Dieses schöne Gefühl, jemandem eine Freude zu machen, die länger währt als die eines Kindes, das ein überteuertes Spielzeug geschenkt bekommt. Nun verstand ich die Weisheit “Weniger ist mehr“. Anstatt sich bei jemandem über meine kaputte Duschbrause zu beklagen, packte mich der Drang, andere Leute darauf hinzuweisen, wie verwöhnt wir waren! Nun liess ich meinen Gefühlen freien Lauf. Ein Mann diskutierte darüber, dass er zwei Franken weniger im Monat verdiente.
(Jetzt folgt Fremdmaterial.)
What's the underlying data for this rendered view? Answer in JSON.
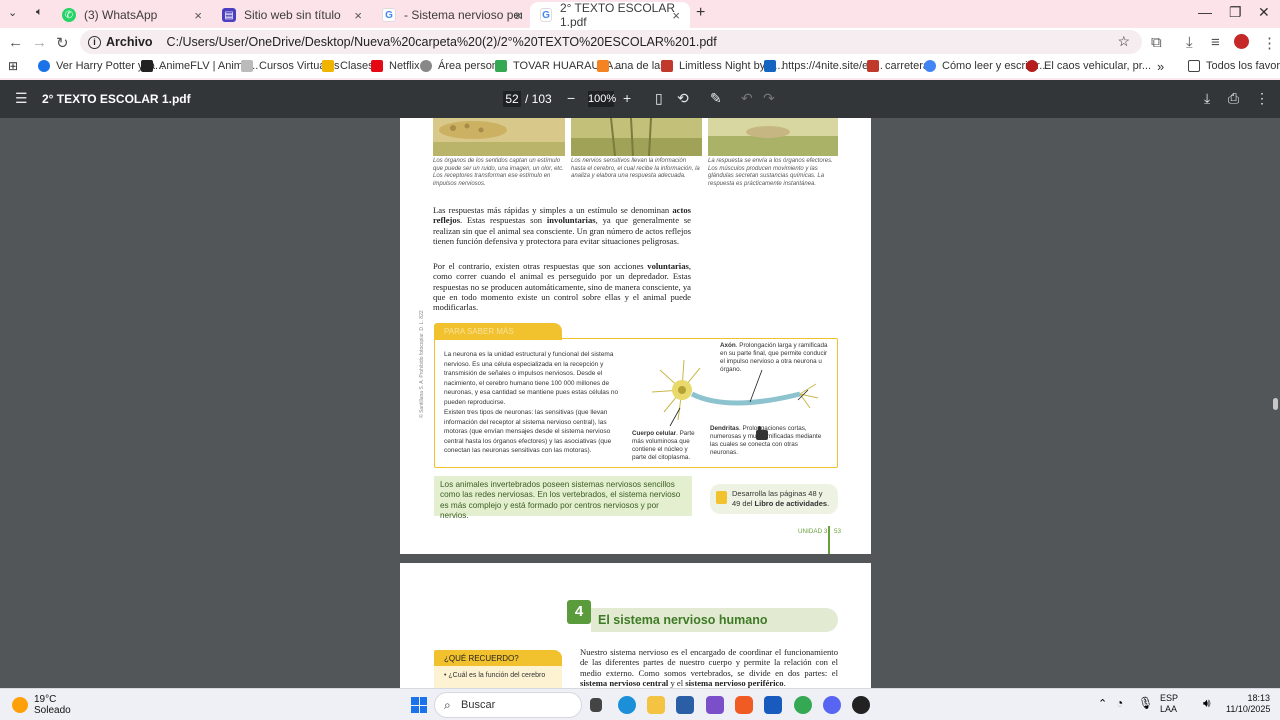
{
  "browser": {
    "tabs": [
      {
        "label": "(3) WhatsApp"
      },
      {
        "label": "Sitio web sin título"
      },
      {
        "label": "- Sistema nervioso periférico. -"
      },
      {
        "label": "2° TEXTO ESCOLAR 1.pdf",
        "active": true
      }
    ],
    "new_tab": "+",
    "address": {
      "chip": "Archivo",
      "url": "C:/Users/User/OneDrive/Desktop/Nueva%20carpeta%20(2)/2°%20TEXTO%20ESCOLAR%201.pdf"
    },
    "bookmarks": [
      {
        "label": "Ver Harry Potter y la...",
        "color": "#1a73e8"
      },
      {
        "label": "AnimeFLV | Anime...",
        "color": "#222222"
      },
      {
        "label": "Cursos Virtuales",
        "color": "#888888"
      },
      {
        "label": "Clases",
        "color": "#f0b400"
      },
      {
        "label": "Netflix",
        "color": "#e50914"
      },
      {
        "label": "Área personal",
        "color": "#666666"
      },
      {
        "label": "TOVAR HUARAUYA...",
        "color": "#34a853"
      },
      {
        "label": "ana de las",
        "color": "#f58220"
      },
      {
        "label": "Limitless Night by g...",
        "color": "#c0392b"
      },
      {
        "label": "https://4nite.site/es...",
        "color": "#1565c0"
      },
      {
        "label": "carretera",
        "color": "#c0392b"
      },
      {
        "label": "Cómo leer y escribir...",
        "color": "#4285f4"
      },
      {
        "label": "El caos vehicular, pr...",
        "color": "#b71c1c"
      }
    ],
    "bookmarks_more": "»",
    "all_bookmarks": "Todos los favoritos"
  },
  "pdf": {
    "title": "2° TEXTO ESCOLAR 1.pdf",
    "page_current": "52",
    "page_total": "/ 103",
    "zoom": "100%"
  },
  "page1": {
    "captions": [
      "Los órganos de los sentidos captan un estímulo que puede ser un ruido, una imagen, un olor, etc. Los receptores transforman ese estímulo en impulsos nerviosos.",
      "Los nervios sensitivos llevan la información hasta el cerebro, el cual recibe la información, la analiza y elabora una respuesta adecuada.",
      "La respuesta se envía a los órganos efectores. Los músculos producen movimiento y las glándulas secretan sustancias químicas. La respuesta es prácticamente instantánea."
    ],
    "para1_a": "Las respuestas más rápidas y simples a un estímulo se denominan ",
    "para1_b": "actos reflejos",
    "para1_c": ". Estas respuestas son ",
    "para1_d": "involuntarias",
    "para1_e": ", ya que generalmente se realizan sin que el animal sea consciente. Un gran número de actos reflejos tienen función defensiva y protectora para evitar situaciones peligrosas.",
    "para2_a": "Por el contrario, existen otras respuestas que son acciones ",
    "para2_b": "voluntarias",
    "para2_c": ", como correr cuando el animal es perseguido por un depredador. Estas respuestas no se producen automáticamente, sino de manera consciente, ya que en todo momento existe un control sobre ellas y el animal puede modificarlas.",
    "info_tab": "PARA SABER MÁS",
    "info_p1": "La neurona es la unidad estructural y funcional del sistema nervioso. Es una célula especializada en la recepción y transmisión de señales o impulsos nerviosos. Desde el nacimiento, el cerebro humano tiene 100 000 millones de neuronas, y esa cantidad se mantiene pues estas células no pueden reproducirse.",
    "info_p2": "Existen tres tipos de neuronas: las sensitivas (que llevan información del receptor al sistema nervioso central), las motoras (que envían mensajes desde el sistema nervioso central hasta los órganos efectores) y las asociativas (que conectan las neuronas sensitivas con las motoras).",
    "axon_label": "Axón",
    "axon_text": ". Prolongación larga y ramificada en su parte final, que permite conducir el impulso nervioso a otra neurona u órgano.",
    "cuerpo_label": "Cuerpo celular",
    "cuerpo_text": ". Parte más voluminosa que contiene el núcleo y parte del citoplasma.",
    "dendritas_label": "Dendritas",
    "dendritas_text": ". Prolongaciones cortas, numerosas y muy ramificadas mediante las cuales se conecta con otras neuronas.",
    "green_box": "Los animales invertebrados poseen sistemas nerviosos sencillos como las redes nerviosas. En los vertebrados, el sistema nervioso es más complejo y está formado por centros nerviosos y por nervios.",
    "activity_a": "Desarrolla las páginas 48 y 49 del ",
    "activity_b": "Libro de actividades",
    "activity_c": ".",
    "footer_unit": "UNIDAD 3",
    "footer_page": "53",
    "side_credit": "© Santillana S. A. Prohibido fotocopiar. D. L. 822"
  },
  "page2": {
    "section_number": "4",
    "section_title": "El sistema nervioso humano",
    "recuerdo_title": "¿QUÉ RECUERDO?",
    "recuerdo_item": "• ¿Cuál es la función del cerebro",
    "text_a": "Nuestro sistema nervioso es el encargado de coordinar el funcionamiento de las diferentes partes de nuestro cuerpo y permite la relación con el medio externo. Como somos vertebrados, se divide en dos partes: el ",
    "text_b": "sistema nervioso central",
    "text_c": " y el ",
    "text_d": "sistema nervioso periférico",
    "text_e": "."
  },
  "taskbar": {
    "temp": "19°C",
    "weather": "Soleado",
    "search": "Buscar",
    "lang1": "ESP",
    "lang2": "LAA",
    "time": "18:13",
    "date": "11/10/2025"
  }
}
Aufgebracht mischte ich mich ein: «Du motzt, weil du zwei Franken weniger verdienst?! Diese obdachlose Frau ist glücklicher als du, obwohl du etwa 7000.- Franken verdienst. Sie freut sich über jeden Rappen und du reklamierst, weil du nicht 7002.- Franken verdienst. Verwöhntes Schwein.»

Immer mehr Leute blieben stehen, hörten zu. Bald war meine Stimme das einzige Geräusch auf dieser Strasse. Viele Leute schauten betroffen auf den Boden, manche zu mir. Einer überwand sich und gab der Frau einen Fünffränkler. Immer mehr erwachten aus ihrer Starre und griffen nach ihren Brieftaschen. Plötzlich beklagten sich die Leute nicht mehr, sondern redeten darüber, wie viel sie nicht brauchten. Bald wurden aus diesen 7 Franken 50, 100, immer mehr, bis das Geld den Hut überquillte. Alles war in diesem Stapel vorhanden, von Fünfrappenstücken bis zu 100er-Noten. Nun liefen alle durch die Stadt Zug und sprachen im Sprechgesang: «Weniger ist mehr.»

Die alte Frau sass da und sagte: «Ich betete jeden Abend, dass Gott mir irgendwann ein Geschenk machen würde. Aber dieses Geschenk ist zu gross für mich. Möchten sie ein bisschen?» Als Antwort leerte ich meine Brieftasche über den Geldhaufen und liess sie sitzen. Nun wusste sie, wie es war, viel Geld zu haben. Man kaufte sich mehr und wurde unzufriedener. Oder man wusste, wie man glücklich sein konnte, auch mit wenig Geld. Zu welchen der zwei Sorten wird sie wohl jetzt gehören? Ich weiss es nicht.